Ferenczy A
Department of Pathology, Sir Mortimer B. Davis Jewish General Hospital, Montreal, Quebec, Canada.
Obstet Gynecol. 1994 Jul;84(1):152-9.
To obtain electroexcised specimens in which the endocervical margin of the lesional tissue is devoid of thermocoagulation injury, facilitating accurate histologic interpretation of early stromal invasion.
Using local anesthesia, we performed electroexcision with fine-needle electrodes and a tonsillar snare wire; no sutures to the lateral vessels were required. We tried to obtain cylindrical specimens. The procedure was performed in 38 women with deep canal involvement by squamous intraepithelial lesions, without colposcopically visible endocervical margins.
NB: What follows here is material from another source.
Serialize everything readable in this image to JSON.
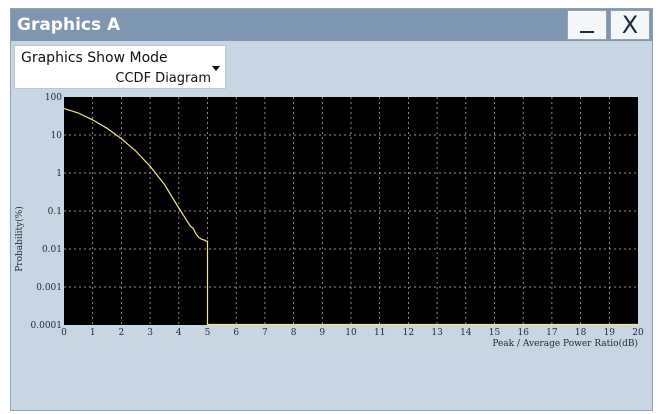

The mean duration of the procedure was 12 minutes (range 8-26). Complications occurred in seven of 38 patients (18%): four cases of perioperative bleeding, one of delayed bleeding, and two of asymptomatic stenosis of the external os. All cases were managed on an outpatient basis. Two cases of unsuspected microinvasive carcinoma were discovered.
In nonpregnant women in whom the endocervical limit of a lesion cannot be visualized with a colposcope, fine-needle electroconization is an attractive alternative to loop electroexcision. With this technique, cervical specimens can be collected without thermal damage to the endocervical margins.